Documents from that case obtained by BNET give a clear view for the first time of how U.S. firms can send badly worn airplanes overseas to developing world airlines that may not have the maintenance wherewithal to keep them safe. Airlines that many people from around the world -- maybe you -- will take.
It's important business to the $150 billion aircraft-leasing industry. The Air Philippines suit shows that big leasing companies, which thought they were protected by the terms of complex agreements, can find themselves on the losing end of huge settlements when serious accidents result.
The crash and how it happened
In April 2000, Air Philippines flight 541 crashed on a clear day, killing 131 passengers and crew. One official said that smoke came out of the plane while it was still in the air and preparing to make a second landing approach at a runway at Davao airport.
Originally, the Boeing 737-200 had been in service at Southwest Airlines (LUV). It was "worked extremely hard over its life" during the roughly 20 years Southwest operated it, according to a deposition taken from consulting aircraft inspector Sal Caracciolo of Avtrac Limited by aviation attorney Jerry Sterns, who represented the families of some of those killed on the flight.

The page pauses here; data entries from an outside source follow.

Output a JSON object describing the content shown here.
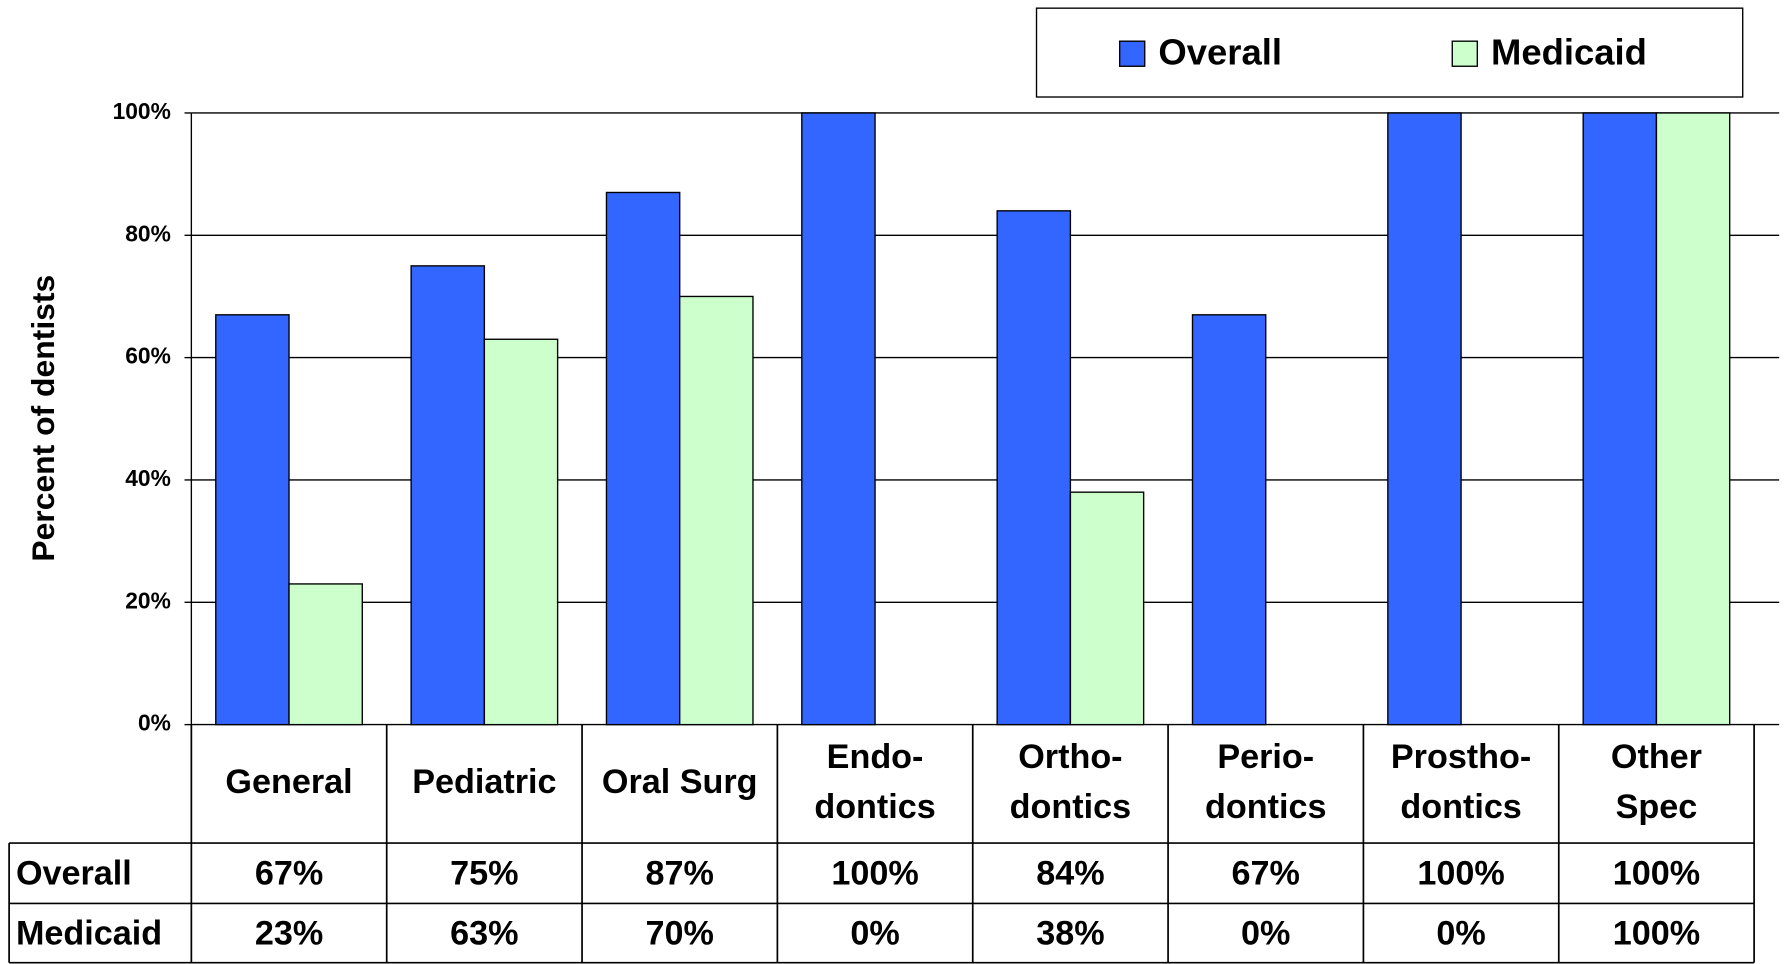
{
  "chart_data": {
    "type": "bar",
    "y_label": "Percent of dentists",
    "categories": [
      "General",
      "Pediatric",
      "Oral Surg",
      "Endo-\ndontics",
      "Ortho-\ndontics",
      "Perio-\ndontics",
      "Prostho-\ndontics",
      "Other\nSpec"
    ],
    "series": [
      {
        "name": "Overall",
        "color": "#3366ff",
        "values": [
          67,
          75,
          87,
          100,
          84,
          67,
          100,
          100
        ],
        "value_labels": [
          "67%",
          "75%",
          "87%",
          "100%",
          "84%",
          "67%",
          "100%",
          "100%"
        ]
      },
      {
        "name": "Medicaid",
        "color": "#ccffcc",
        "values": [
          23,
          63,
          70,
          0,
          38,
          0,
          0,
          100
        ],
        "value_labels": [
          "23%",
          "63%",
          "70%",
          "0%",
          "38%",
          "0%",
          "0%",
          "100%"
        ]
      }
    ],
    "ylim": [
      0,
      100
    ],
    "yticks": [
      {
        "value": 0,
        "label": "0%"
      },
      {
        "value": 20,
        "label": "20%"
      },
      {
        "value": 40,
        "label": "40%"
      },
      {
        "value": 60,
        "label": "60%"
      },
      {
        "value": 80,
        "label": "80%"
      },
      {
        "value": 100,
        "label": "100%"
      }
    ],
    "grid": true,
    "legend": "top-right"
  }
}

As you might expect for any type of complex machinery, there's a regular maintenance program that requires various degrees of inspection. When still in Southwest's possession, the 737-200 came due for what is called a C-4 check, which requires the company to remove most of the panels on the outside of the plane and remove all the seats, galleys, and lavatories. It's a major -- and, according to Sterns, expensive -- procedure. Someone would have to examine the entire structure down to the welds.
"They decided not to do that and decommissioned it and put it out in the Arizona desert," Sterns told me.
Enter the leasing company
Southwest moved the aircraft to an Arizona boneyard, which is when aircraft leasing company AAR Corp. (AIR) considered whether to acquire the plane and lease it to a non-American airline. (If kept in the U.S., FAA regulations would have required the major inspection.) Avtrac inspected the craft for AAR. According to Caracciolo's inspection report:
Continued operation of this aircraft will undoubtedly result in an ever-increasing maintenance burden, and extended maintenance downtime.The inspector also wrote that "AAR should proceed with caution if considering acquiring this aircraft."

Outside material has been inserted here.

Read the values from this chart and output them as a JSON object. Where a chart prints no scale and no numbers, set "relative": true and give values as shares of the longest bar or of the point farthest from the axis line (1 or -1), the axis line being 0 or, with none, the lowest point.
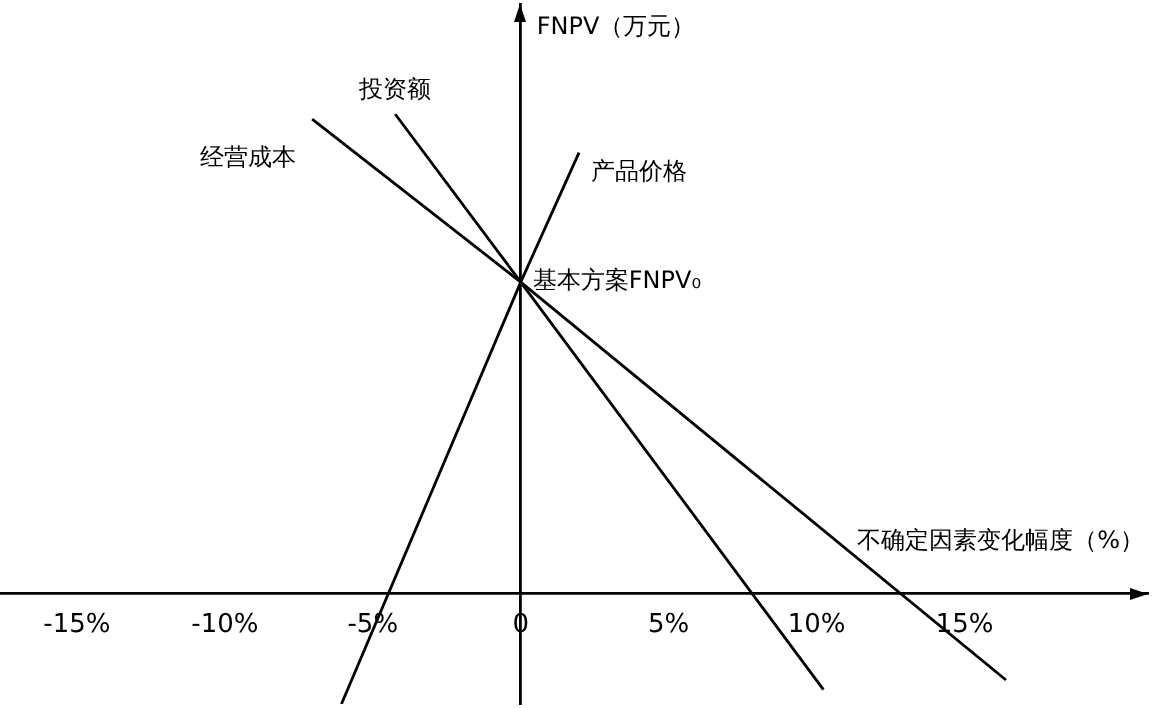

AAR decided to buy the craft and subsequently leased it to Air Philippines. Leasing is a popular option for the air industry. Airlines can buy planes without the large capital outlay upfront and leasing companies make a lot of money on the payments.
Doing the D-check
"They did some work on it and fixed it up, but what they did not do was a D check," Sterns says.
I asked AAR whether it makes any formal determination of whether an airline had the necessary experience and ability in maintenance to deal with such a worn plane. The company never made a spokesperson available nor provided a statement to address the question.
The plane crashed and plaintiffs alleged that the condition of the plane could have contributed to the accident. "Our expert said that it had several things wrong with it when it left the US that could have caused [the accident]," Sterns said.
Plaintiffs wanted to sue in the U.S. because of the potential for higher damage awards than in the Philippines. But that meant finding a U.S. company, and the only candidate was AAR.
According to Sterns, the leasing company tried to use a defense called "lessor out of possession." AAR claimed that the plane was not in its possession or control, and so it couldn't, under U.S. law, be held liable for accidents. But the AAR lease had a lot of conditions giving the company forms of control, Sterns says:
We can take the plane back at any time, we can have it grounded at any time, we can walk in any time, we can dictate the training of your pilots and we can keep back a maintenance reserve in case you don't maintain the plane.AAR agreed to a $165 million settlement.
What makes this case interesting is that it might foreshadow liability in more recent foreign-airline disasters. Sterns, who is not professionally involved in either case, points to two recent crashes that could attract similar treatment. In June 2009, a Yemenia Air plane crashed at sea, killing all but 1 person. The families of the victims filed suit against International Lease Finance Corporation, which owns a fleet of 1,000 aircraft and whose corporate parent is infamous insurance company AIG. An Air India Express crash in 2010 could potentially be another such case.
More business for plaintiff lawyers, and greater potential business uncertainty for leasing company executives who thought that they had walled their companies off from liability issues.